Is UT riding the wave of this year’s strong showing in the U.S. News law school rankings? Perhaps. But don’t blame the UT administration for the hike. UT is a public institution. As such, if you remember your middle school civics class, the school has very little control over its own tuition. A UT-Law spokesperson explains the situation:
Last year (March, 2008), the Regents set tuition at the University of Texas for the 2008-2009 academic year (this year) and the 2009-2010 academic year (next year). This year’s tuition for new, non-resident students was $39,642. The amount the Regents approved last year for tuition next year for new, non-resident students, $43,858, is a 10.6% increase over this year. The amount listed on our website for 2009-2010 is correct.
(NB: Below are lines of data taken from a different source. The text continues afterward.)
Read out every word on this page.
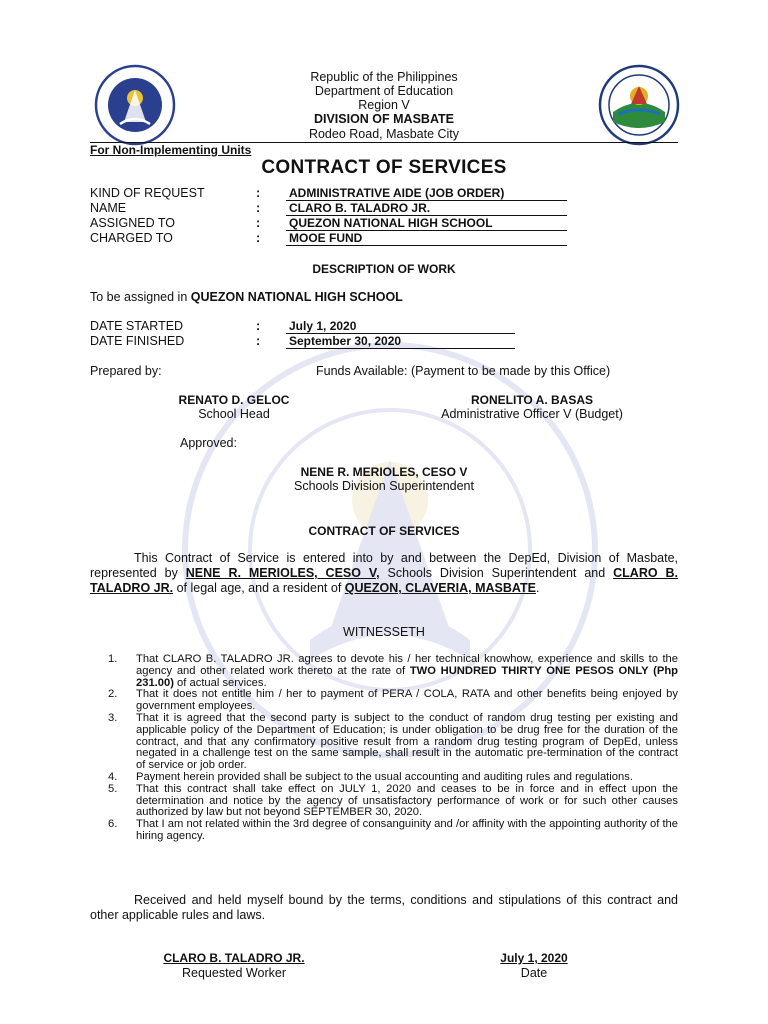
Republic of the Philippines
Department of Education
Region V
DIVISION OF MASBATE
Rodeo Road, Masbate City
For Non-Implementing Units
CONTRACT OF SERVICES
KIND OF REQUEST	: ADMINISTRATIVE AIDE (JOB ORDER)
NAME	: CLARO B. TALADRO JR.
ASSIGNED TO	: QUEZON NATIONAL HIGH SCHOOL
CHARGED TO	: MOOE FUND
DESCRIPTION OF WORK
To be assigned in QUEZON NATIONAL HIGH SCHOOL
DATE STARTED	: July 1, 2020
DATE FINISHED	: September 30, 2020
Prepared by:	Funds Available: (Payment to be made by this Office)
RENATO D. GELOC
School Head
RONELITO A. BASAS
Administrative Officer V (Budget)
Approved:
NENE R. MERIOLES, CESO V
Schools Division Superintendent
CONTRACT OF SERVICES
This Contract of Service is entered into by and between the DepEd, Division of Masbate, represented by NENE R. MERIOLES, CESO V, Schools Division Superintendent and CLARO B. TALADRO JR. of legal age, and a resident of QUEZON, CLAVERIA, MASBATE.
WITNESSETH
1. That CLARO B. TALADRO JR. agrees to devote his / her technical knowhow, experience and skills to the agency and other related work thereto at the rate of TWO HUNDRED THIRTY ONE PESOS ONLY (Php 231.00) of actual services.
2. That it does not entitle him / her to payment of PERA / COLA, RATA and other benefits being enjoyed by government employees.
3. That it is agreed that the second party is subject to the conduct of random drug testing per existing and applicable policy of the Department of Education; is under obligation to be drug free for the duration of the contract, and that any confirmatory positive result from a random drug testing program of DepEd, unless negated in a challenge test on the same sample, shall result in the automatic pre-termination of the contract of service or job order.
4. Payment herein provided shall be subject to the usual accounting and auditing rules and regulations.
5. That this contract shall take effect on JULY 1, 2020 and ceases to be in force and in effect upon the determination and notice by the agency of unsatisfactory performance of work or for such other causes authorized by law but not beyond SEPTEMBER 30, 2020.
6. That I am not related within the 3rd degree of consanguinity and /or affinity with the appointing authority of the hiring agency.
Received and held myself bound by the terms, conditions and stipulations of this contract and other applicable rules and laws.
CLARO B. TALADRO JR.
Requested Worker
July 1, 2020
Date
The Texas legislature is currently considering a number of tuition bills, some of which could affect the tuition charged next year, but we don’t have any idea how these deliberations will come out as of now.
After the jump, let’s take a deeper look at how Texas plans to make money off of law students.
The UT spokesperson also explained some of the details about the budgeting process in Texas. Tuition decisions at the school are made by the University of Texas System Board of Regents. It is a nine member panel that is appointed by the State’s governor, Rick Perry, and confirmed by the Texas State Senate.
We weren’t able to reach a member of the regents panel to discuss the proposed hike. But it is a little surprising to see Texas officials charging out of state residents a tuition comparable to HLS.
On the other hand, state budgets are tight all over. With all the deserved respect that UT-Law is getting, why shouldn’t the legislature use the law school to cover less lucrative departments and operations. You could call it a redistributive policy from a red state.
And since they don’t talk about layoffs in Texas, everybody should be able to pay off their debts in short order, right?